The movement goes back at least to the 1920s and originated in literature, with a special vitality in Spanish speaking countries. In painting, the movement was defined by the “Magic Realism” show of 1943 at New York’s Museum of Modern Art. The curators describe artists using "sharp focus and precise representation" to "make plausible and convincing their improbable, dreamlike and fantastic visions."
George Tooker, "Government Bureau," 1956
One of the ground rules to magic realism is that the dreamlike effect has to happen without any overtly fantastical elements, such as dragons, space ships, unicorns, or trolls—or even fantastical effects, such as glowing rays, levitation, or morphing.

"Spring" by Andrew Wyeth, 1978
Andrew Wyeth often combined familiar things from his world in strange ways, such as showing the aging Karl Kuerner lying in one of the last bits of snow on the field opposite his house to suggest the death and rebirth of spring.

Gary Ruddell, born 1951
Among contemporary artists, not everyone fits the description of "sharp focus and precise representation." Sometimes motion blurs and simple backgrounds convey the magic, as with the science-fiction-cover-artist turned gallery painter Gary Ruddell,  whose paintings often deal with points of decision, rites of passage, and the inability to communicate.
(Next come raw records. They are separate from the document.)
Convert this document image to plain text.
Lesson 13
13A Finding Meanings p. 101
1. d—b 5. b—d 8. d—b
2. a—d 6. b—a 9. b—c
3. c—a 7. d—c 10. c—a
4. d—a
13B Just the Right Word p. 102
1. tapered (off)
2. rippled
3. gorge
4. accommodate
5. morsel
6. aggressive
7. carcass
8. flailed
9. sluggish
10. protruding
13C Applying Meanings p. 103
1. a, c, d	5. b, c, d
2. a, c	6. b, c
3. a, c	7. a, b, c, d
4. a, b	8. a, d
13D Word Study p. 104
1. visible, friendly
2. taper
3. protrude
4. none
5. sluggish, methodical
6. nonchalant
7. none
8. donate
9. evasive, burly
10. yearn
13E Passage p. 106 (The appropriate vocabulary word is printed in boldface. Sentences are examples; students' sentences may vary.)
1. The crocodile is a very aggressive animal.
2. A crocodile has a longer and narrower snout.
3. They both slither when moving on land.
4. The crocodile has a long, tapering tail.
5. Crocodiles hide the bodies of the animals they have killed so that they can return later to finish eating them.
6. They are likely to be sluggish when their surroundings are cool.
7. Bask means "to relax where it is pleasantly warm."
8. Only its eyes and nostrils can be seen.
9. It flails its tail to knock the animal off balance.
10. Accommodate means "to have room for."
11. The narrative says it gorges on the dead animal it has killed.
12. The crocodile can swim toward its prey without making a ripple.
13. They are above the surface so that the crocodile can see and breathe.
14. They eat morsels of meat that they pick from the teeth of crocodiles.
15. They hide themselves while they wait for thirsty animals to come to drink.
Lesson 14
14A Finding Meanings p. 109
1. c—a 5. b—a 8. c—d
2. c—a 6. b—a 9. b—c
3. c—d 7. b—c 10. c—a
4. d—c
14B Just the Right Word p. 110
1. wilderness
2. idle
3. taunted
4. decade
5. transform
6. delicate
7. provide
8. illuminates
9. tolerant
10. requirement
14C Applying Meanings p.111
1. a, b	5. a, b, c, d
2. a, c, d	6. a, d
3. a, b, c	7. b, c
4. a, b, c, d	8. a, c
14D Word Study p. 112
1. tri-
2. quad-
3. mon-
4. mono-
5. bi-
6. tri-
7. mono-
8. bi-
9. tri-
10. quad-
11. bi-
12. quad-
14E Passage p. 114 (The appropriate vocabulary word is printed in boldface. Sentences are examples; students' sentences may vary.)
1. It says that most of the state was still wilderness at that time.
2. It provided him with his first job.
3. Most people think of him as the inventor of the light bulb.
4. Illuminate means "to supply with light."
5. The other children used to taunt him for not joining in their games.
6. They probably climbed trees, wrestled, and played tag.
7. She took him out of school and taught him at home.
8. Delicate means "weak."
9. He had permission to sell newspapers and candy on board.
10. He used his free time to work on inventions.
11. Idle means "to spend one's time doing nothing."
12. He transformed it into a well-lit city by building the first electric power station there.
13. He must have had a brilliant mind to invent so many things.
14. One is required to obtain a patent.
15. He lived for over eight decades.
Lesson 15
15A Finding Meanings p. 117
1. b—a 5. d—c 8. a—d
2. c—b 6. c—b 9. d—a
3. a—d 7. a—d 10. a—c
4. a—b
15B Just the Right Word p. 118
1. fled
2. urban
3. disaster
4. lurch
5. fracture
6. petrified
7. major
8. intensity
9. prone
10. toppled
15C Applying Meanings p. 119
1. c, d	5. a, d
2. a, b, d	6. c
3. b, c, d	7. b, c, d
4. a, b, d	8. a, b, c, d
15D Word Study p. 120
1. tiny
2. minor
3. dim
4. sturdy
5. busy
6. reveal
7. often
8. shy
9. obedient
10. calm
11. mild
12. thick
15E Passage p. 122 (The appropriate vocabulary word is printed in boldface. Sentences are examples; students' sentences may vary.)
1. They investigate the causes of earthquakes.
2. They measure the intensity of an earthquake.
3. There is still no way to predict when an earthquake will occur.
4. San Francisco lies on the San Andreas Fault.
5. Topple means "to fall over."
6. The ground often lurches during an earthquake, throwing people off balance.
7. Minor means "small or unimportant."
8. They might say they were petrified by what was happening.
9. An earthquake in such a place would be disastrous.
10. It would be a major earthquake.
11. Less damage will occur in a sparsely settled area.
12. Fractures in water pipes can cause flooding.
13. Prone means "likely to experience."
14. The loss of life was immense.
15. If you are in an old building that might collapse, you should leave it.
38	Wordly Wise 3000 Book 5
Among contemporary photographers, Gregory Crewdson stages off-kilter scenarios of ordinary people in everyday surroundings, but often in states of undress or with weird lighting that he carefully sets up in Hollywood-style shoots. It looks almost plausible, but strangely otherworldly.

In film, magic realism (or the more recent term "magical realism") might include Jean-Pierre Jeunet's Amélie, Jan Jakub Kolski's Venice,  and Alfonso Arau's Like Water for Chocolate.